Mais le hall était obscur et plein d’ombres et elle pouvait sentir au fond de sa gorge la pulsation profonde de son sang.

Devant elle, sur sa gauche, l’ascenseur ouvrait toute grande sa gueule en cuivre, l’invitant, d’un air moqueur, au voyage de ses rêves.

Non, merci beaucoup.

L’intérieur de la cabine était tendu de guirlandes roses et blanches en papier crépon. Sur le plancher, deux cornets-surprise crevés avaient déversé leurs confettis. Au fond de la cabine, dans l’angle, gisait une bouteille de champagne vide.

La transpiration de sa main droite avait mouillé la poignée en bois du couteau ; elle le fit passer dans sa main gauche, s’essuya la main droite sur le tissu-éponge de sa robe de chambre puis reprit le couteau dans celle-ci.
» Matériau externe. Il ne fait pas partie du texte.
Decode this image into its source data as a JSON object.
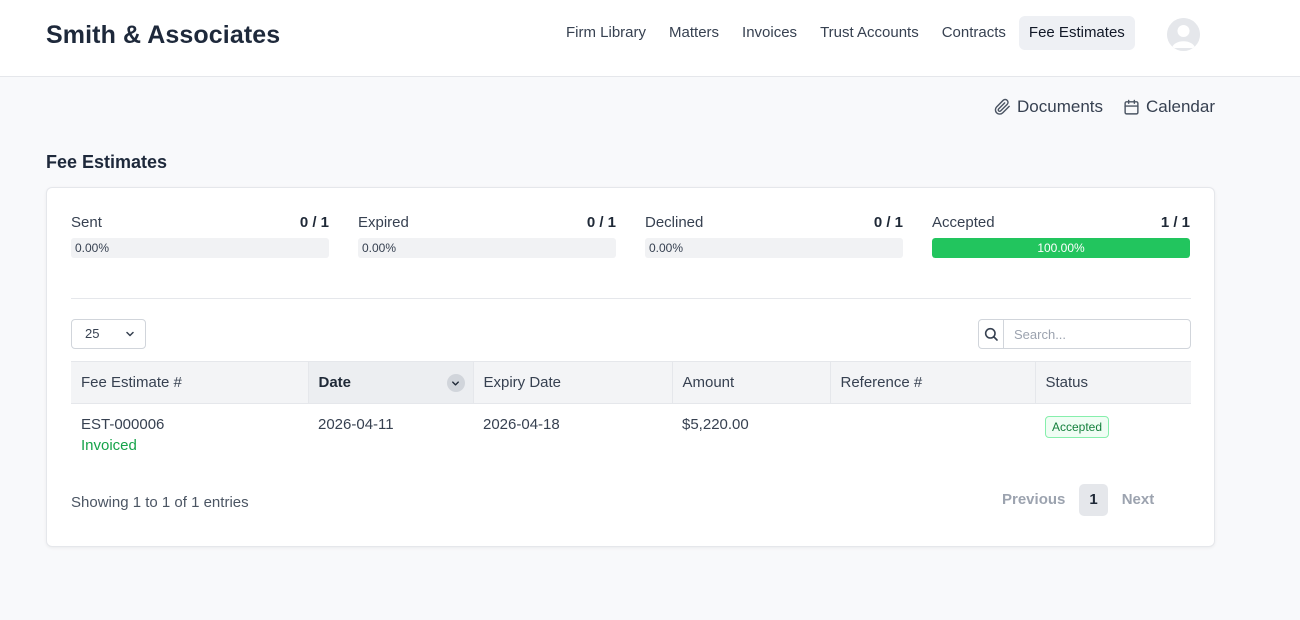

Presque sans l’avoir voulu, elle se mit à descendre l’escalier, d’abord le pied gauche, puis le pied droit, pied gauche, pied droit, tout en laissant traîner sa main libre sur la rampe.

La faible lumière qui filtrait du palier du premier étage ne parvenait pas à éclairer le hall et elle se rendit compte qu’elle devrait allumer les lampes, soit à l’interrupteur de l’entrée de la salle à manger, soit à celui du bureau du manager.

Il y avait également une autre lumière, diffuse et blanchâtre.

Les tubes de néon de la cuisine, évidemment.

Elle s’arrêta sur la treizième marche, essayant de se rappeler si elle les avait éteints quand elle était remontée avec Danny, mais elle n’arriva pas à s’en souvenir.

En bas, dans le hall, les chaises à haut dossier se terraient dans l’ombre. Les vitres de la porte du hall étaient tendues d’un rideau de neige. Les têtes de clous en laiton doré de la tapisserie du canapé luisaient faiblement comme des yeux de chat. Se cacher ici eût été un jeu d’enfant.

Les jambes vacillantes, elle continua à descendre.

Dix-sept, dix-huit, dix-neuf.

Ici, c’est le rez-de-chaussée, madame, faites attention à la dernière marche.

La porte du dancing était grande ouverte, mais il ne s’en échappait que le noir des ténèbres. De l’intérieur lui parvenait un tic-tac régulier, semblable à celui d’une bombe à retardement. Elle se raidit, puis se rappela la pendule sur la cheminée, la pendule sous son globe de verre. Jack ou Danny avait dû la remonter, à moins qu’elle ne se soit ranimée toute seule, comme tant de choses ici.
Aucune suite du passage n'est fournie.